Potret Kemiskinan di RI, Ada Warga Tinggal di Gubuk Reot Hingga Kandang Kambing

Senin, 9 September 2019 06:00 Reporter : Mardani
Potret Kemiskinan di RI, Ada Warga Tinggal di Gubuk Reot Hingga Kandang Kambing Dua Lansia di Karawang Hidup di Kandang Kambing. ©2019 Merdeka.com/Bram Salam

Merdeka.com - Pemerintah menyatakan angka kemiskinan di tanah air menurun. Hal ini berdasarkan data Badan Pusat Statistik (BPS) yang mencatat jumlah penduduk dengan pengeluaran per kapita per bulan di bawah garis kemiskinan di Indonesia pada Maret 2019 mencapai 25,14 juta orang atau sebesar 9,41 persen. Angka ini turun sebesar 0,53 juta orang dibandingkan September 2018.

"Persentase penduduk miskin pada Maret 2019 sebesar 9,41 persen menurun 0,25 persen poin terhadap September 2018," kata Kepala BPS Suhariyanto di Gedung BPS, Jakarta, Selasa (15/1) lalu.

Meski demikian, kemiskinan masih tetap ada di tanah air. Masih ada warga negara yang hidup di dalam kemiskinan. Mereka sampai kesulitan atau bahkan tak mampu mencukupi kebutuhan hidupnya.

Mirisnya, saking sulitnya mereka sampai-sampai tinggal di tempat tak layak. Berikut ulasannya:

1 dari 5 halaman

2 Lansia Tinggal di Kandang Kambing dan Sering Kelaparan

Mak Uka (80) dan Mak Icih (70), warga Kampung Krajaan Pawanda RT 0/04, Desa Medang Asem, Jayakerta, Karawang terpaksa harus hidup di kandang kambing. Di kandang berbahan bambu itu, kakak beradik itu sudah tinggal selama puluhan tahun.

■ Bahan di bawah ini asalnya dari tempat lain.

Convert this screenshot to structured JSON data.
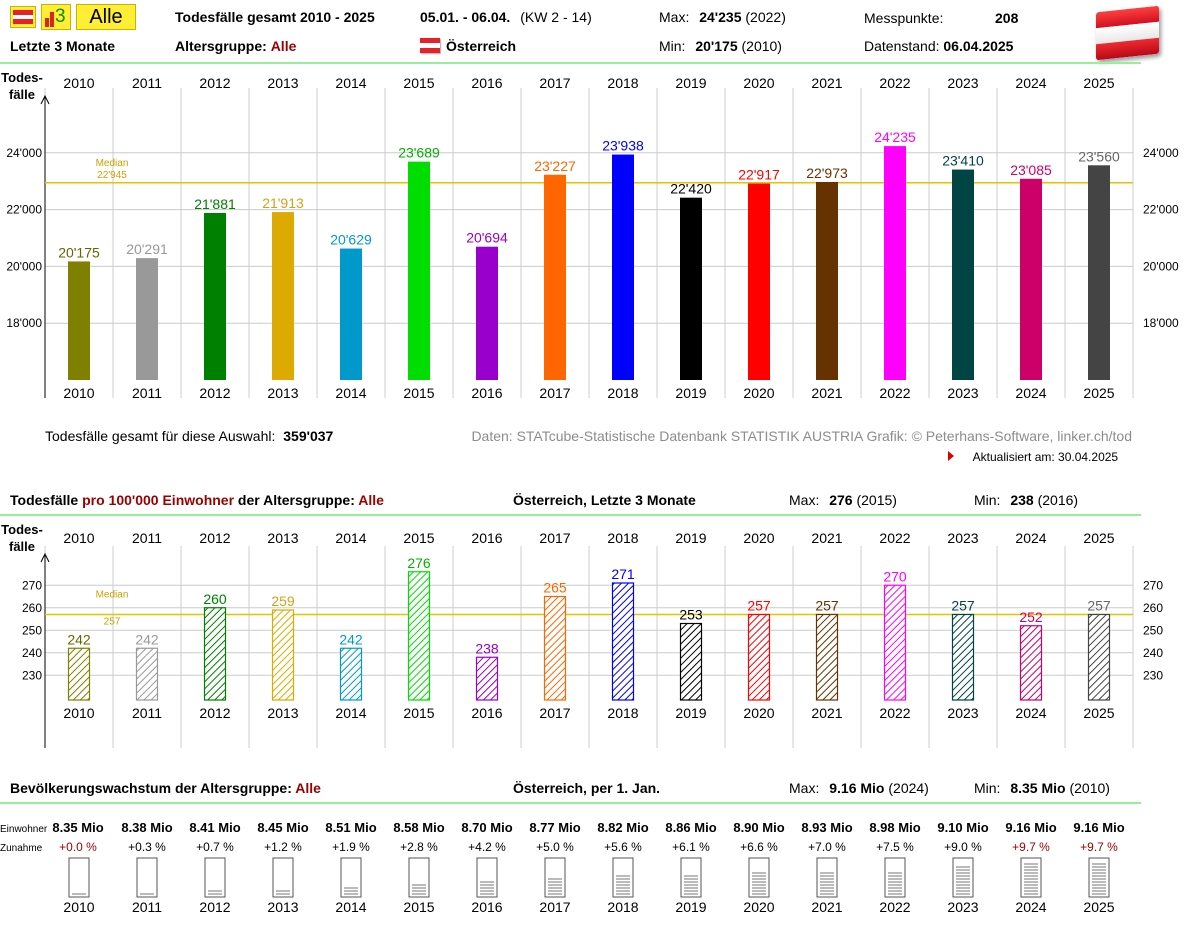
{
  "toolbar": {
    "alle_label": "Alle",
    "months_label": "Letzte 3 Monate",
    "three_icon_text": "3"
  },
  "header": {
    "title": "Todesfälle gesamt 2010 - 2025",
    "period": "05.01. - 06.04.",
    "kw": "(KW 2 - 14)",
    "max_label": "Max:",
    "max_value": "24'235",
    "max_year": "(2022)",
    "min_label": "Min:",
    "min_value": "20'175",
    "min_year": "(2010)",
    "messpunkte_label": "Messpunkte:",
    "messpunkte_value": "208",
    "datenstand_label": "Datenstand:",
    "datenstand_value": "06.04.2025",
    "altersgruppe_label": "Altersgruppe:",
    "altersgruppe_value": "Alle",
    "country": "Österreich"
  },
  "colors": {
    "years": [
      "#808000",
      "#999999",
      "#008000",
      "#dcaa00",
      "#0099cc",
      "#00dd00",
      "#9900cc",
      "#ff6600",
      "#0000ff",
      "#000000",
      "#ff0000",
      "#663300",
      "#ff00ff",
      "#004444",
      "#cc0066",
      "#444444"
    ],
    "labels": [
      "#666600",
      "#999999",
      "#008000",
      "#d4a017",
      "#0099cc",
      "#00b000",
      "#9900cc",
      "#ff6600",
      "#0000ff",
      "#000000",
      "#ff0000",
      "#663300",
      "#ff00ff",
      "#004444",
      "#cc0066",
      "#666666"
    ],
    "median": "#e6c200",
    "grid": "#cccccc",
    "rule": "#99ee99"
  },
  "chart_data": [
    {
      "type": "bar",
      "ylabel": "Todes-\nfälle",
      "categories": [
        "2010",
        "2011",
        "2012",
        "2013",
        "2014",
        "2015",
        "2016",
        "2017",
        "2018",
        "2019",
        "2020",
        "2021",
        "2022",
        "2023",
        "2024",
        "2025"
      ],
      "values": [
        20175,
        20291,
        21881,
        21913,
        20629,
        23689,
        20694,
        23227,
        23938,
        22420,
        22917,
        22973,
        24235,
        23410,
        23085,
        23560
      ],
      "value_labels": [
        "20'175",
        "20'291",
        "21'881",
        "21'913",
        "20'629",
        "23'689",
        "20'694",
        "23'227",
        "23'938",
        "22'420",
        "22'917",
        "22'973",
        "24'235",
        "23'410",
        "23'085",
        "23'560"
      ],
      "yticks": [
        18000,
        20000,
        22000,
        24000
      ],
      "ytick_labels": [
        "18'000",
        "20'000",
        "22'000",
        "24'000"
      ],
      "ylim": [
        16000,
        26000
      ],
      "median_label": "Median",
      "median_value_label": "22'945",
      "median": 22945
    },
    {
      "type": "bar",
      "ylabel": "Todes-\nfälle",
      "categories": [
        "2010",
        "2011",
        "2012",
        "2013",
        "2014",
        "2015",
        "2016",
        "2017",
        "2018",
        "2019",
        "2020",
        "2021",
        "2022",
        "2023",
        "2024",
        "2025"
      ],
      "values": [
        242,
        242,
        260,
        259,
        242,
        276,
        238,
        265,
        271,
        253,
        257,
        257,
        270,
        257,
        252,
        257
      ],
      "value_labels": [
        "242",
        "242",
        "260",
        "259",
        "242",
        "276",
        "238",
        "265",
        "271",
        "253",
        "257",
        "257",
        "270",
        "257",
        "252",
        "257"
      ],
      "yticks": [
        230,
        240,
        250,
        260,
        270
      ],
      "ytick_labels": [
        "230",
        "240",
        "250",
        "260",
        "270"
      ],
      "ylim": [
        219,
        283
      ],
      "median_label": "Median",
      "median_value_label": "257",
      "median": 257
    },
    {
      "type": "bar",
      "categories": [
        "2010",
        "2011",
        "2012",
        "2013",
        "2014",
        "2015",
        "2016",
        "2017",
        "2018",
        "2019",
        "2020",
        "2021",
        "2022",
        "2023",
        "2024",
        "2025"
      ],
      "values_mio": [
        8.35,
        8.38,
        8.41,
        8.45,
        8.51,
        8.58,
        8.7,
        8.77,
        8.82,
        8.86,
        8.9,
        8.93,
        8.98,
        9.1,
        9.16,
        9.16
      ],
      "pop_labels": [
        "8.35 Mio",
        "8.38 Mio",
        "8.41 Mio",
        "8.45 Mio",
        "8.51 Mio",
        "8.58 Mio",
        "8.70 Mio",
        "8.77 Mio",
        "8.82 Mio",
        "8.86 Mio",
        "8.90 Mio",
        "8.93 Mio",
        "8.98 Mio",
        "9.10 Mio",
        "9.16 Mio",
        "9.16 Mio"
      ],
      "growth_labels": [
        "+0.0 %",
        "+0.3 %",
        "+0.7 %",
        "+1.2 %",
        "+1.9 %",
        "+2.8 %",
        "+4.2 %",
        "+5.0 %",
        "+5.6 %",
        "+6.1 %",
        "+6.6 %",
        "+7.0 %",
        "+7.5 %",
        "+9.0 %",
        "+9.7 %",
        "+9.7 %"
      ],
      "growth_pct": [
        0.0,
        0.3,
        0.7,
        1.2,
        1.9,
        2.8,
        4.2,
        5.0,
        5.6,
        6.1,
        6.6,
        7.0,
        7.5,
        9.0,
        9.7,
        9.7
      ],
      "growth_red": [
        true,
        false,
        false,
        false,
        false,
        false,
        false,
        false,
        false,
        false,
        false,
        false,
        false,
        false,
        true,
        true
      ],
      "row_label_pop": "Einwohner",
      "row_label_growth": "Zunahme"
    }
  ],
  "section1_footer": {
    "total_label": "Todesfälle gesamt für diese Auswahl:",
    "total_value": "359'037",
    "source": "Daten: STATcube-Statistische Datenbank STATISTIK AUSTRIA  Grafik: © Peterhans-Software, linker.ch/tod",
    "updated": "Aktualisiert am: 30.04.2025"
  },
  "section2": {
    "title_a": "Todesfälle ",
    "title_b": "pro 100'000 Einwohner",
    "title_c": " der Altersgruppe: ",
    "title_d": "Alle",
    "subtitle": "Österreich, Letzte 3 Monate",
    "max_label": "Max:",
    "max_value": "276",
    "max_year": "(2015)",
    "min_label": "Min:",
    "min_value": "238",
    "min_year": "(2016)"
  },
  "section3": {
    "title_a": "Bevölkerungswachstum der Altersgruppe: ",
    "title_b": "Alle",
    "subtitle": "Österreich, per 1. Jan.",
    "max_label": "Max:",
    "max_value": "9.16 Mio",
    "max_year": "(2024)",
    "min_label": "Min:",
    "min_value": "8.35 Mio",
    "min_year": "(2010)"
  }
}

"Kalau tidur bareng sama kambing dan malam hari tidak ada penerangan hanya cahaya lampu minyak," kata Mak Uka saat bercerita kepada merdeka.com, Jumat (6/9).

Selama ini, Mak Icih dan Mak Uka dibantu warga untuk makan dan memenuhi kebutuhan sehari-hari. Sesekali, tetangga menawarkan pekerjaan dengan upah seikhlasnya.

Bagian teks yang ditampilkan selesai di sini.